Provide clear, balanced information about female sterilization and other family planning methods, and help a woman think through her decision fully. Thoroughly discuss her feelings about having children and ending her fertility. For example, a provider can help a woman think how she would feel about possible life changes such as a change of partner or a child’s death.
No. On the contrary, female sterilization greatly reduces the risk of ectopic pregnancy. Ectopic pregnancies are very rare among women who have had a sterilization procedure. The rate of ectopic pregnancy among women after female sterilization is 6 per 10,000 women per year. The rate of ectopic pregnancy among women in the United States using no contraceptive method is 65 per 10,000 women per year.

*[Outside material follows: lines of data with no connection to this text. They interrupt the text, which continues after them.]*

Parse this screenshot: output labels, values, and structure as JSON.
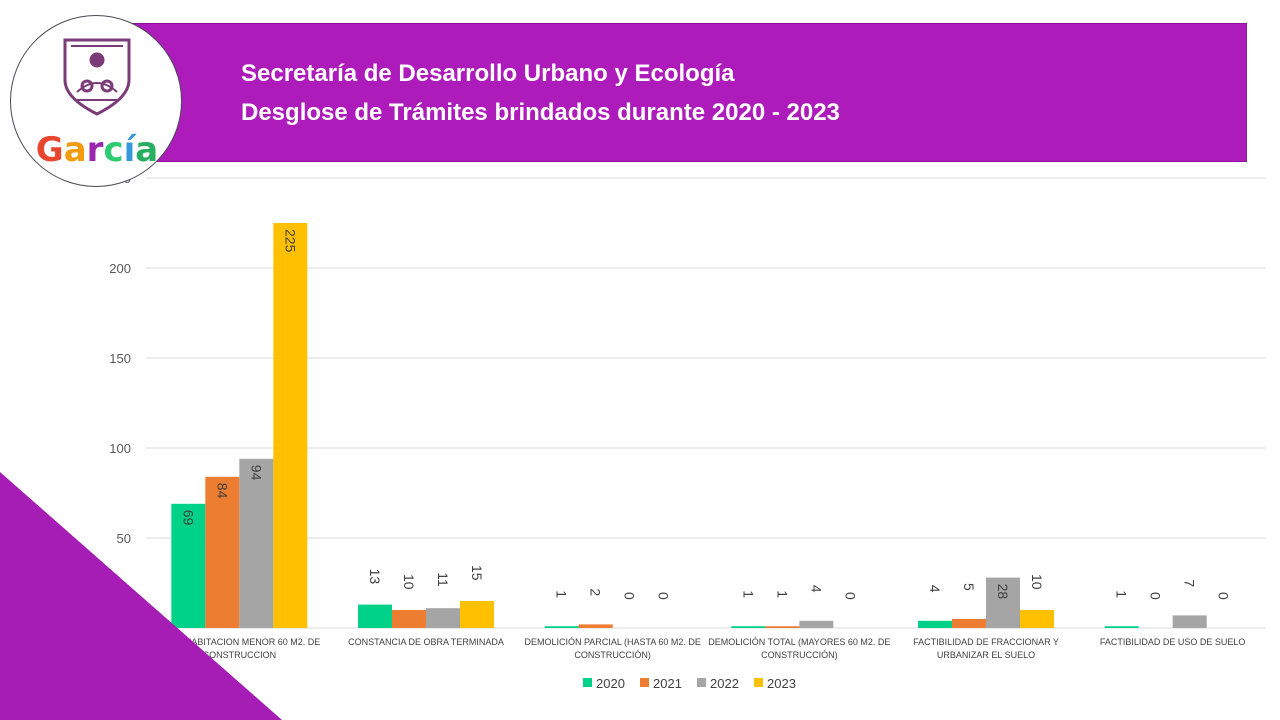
{
  "header": {
    "line1": "Secretaría de Desarrollo Urbano y Ecología",
    "line2": "Desglose de Trámites brindados durante 2020 - 2023"
  },
  "logo": {
    "text": "García"
  },
  "colors": {
    "banner": "#ad1bbb",
    "corner": "#a61db5",
    "s2020": "#00d28a",
    "s2021": "#ed7d31",
    "s2022": "#a5a5a5",
    "s2023": "#ffc000"
  },
  "chart_data": {
    "type": "bar",
    "title": "",
    "xlabel": "",
    "ylabel": "",
    "ylim": [
      0,
      250
    ],
    "yticks": [
      0,
      50,
      100,
      150,
      200,
      250
    ],
    "grid": true,
    "legend_position": "bottom",
    "categories": [
      [
        "CASA HABITACION MENOR 60 M2. DE",
        "CONSTRUCCION"
      ],
      [
        "CONSTANCIA DE OBRA TERMINADA"
      ],
      [
        "DEMOLICIÓN PARCIAL (HASTA 60 M2. DE",
        "CONSTRUCCIÓN)"
      ],
      [
        "DEMOLICIÓN TOTAL (MAYORES 60 M2. DE",
        "CONSTRUCCIÓN)"
      ],
      [
        "FACTIBILIDAD DE FRACCIONAR Y",
        "URBANIZAR EL SUELO"
      ],
      [
        "FACTIBILIDAD DE USO DE SUELO"
      ]
    ],
    "series": [
      {
        "name": "2020",
        "color": "#00d28a",
        "values": [
          69,
          13,
          1,
          1,
          4,
          1
        ]
      },
      {
        "name": "2021",
        "color": "#ed7d31",
        "values": [
          84,
          10,
          2,
          1,
          5,
          0
        ]
      },
      {
        "name": "2022",
        "color": "#a5a5a5",
        "values": [
          94,
          11,
          0,
          4,
          28,
          7
        ]
      },
      {
        "name": "2023",
        "color": "#ffc000",
        "values": [
          225,
          15,
          0,
          0,
          10,
          0
        ]
      }
    ]
  }
}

On the rare occasions that sterilization fails and pregnancy occurs, 33 of every 100 (1 of every 3) of these pregnancies are ectopic. Thus, most pregnancies after sterilization failure are not ectopic. Still, ectopic pregnancy can be life-threatening, so a provider should be aware that ectopic pregnancy is possible if sterilization fails.
If no pre-existing medical conditions require special arrangements:
Minilaparotomy can be provided in maternity centers and basic health facilities where surgery can be done. These include both permanent and temporary facilities that can refer the woman to a higher level of care in case of emergency.
Laparoscopy requires a better-equipped center, where the procedure is performed regularly and an anesthetist is available.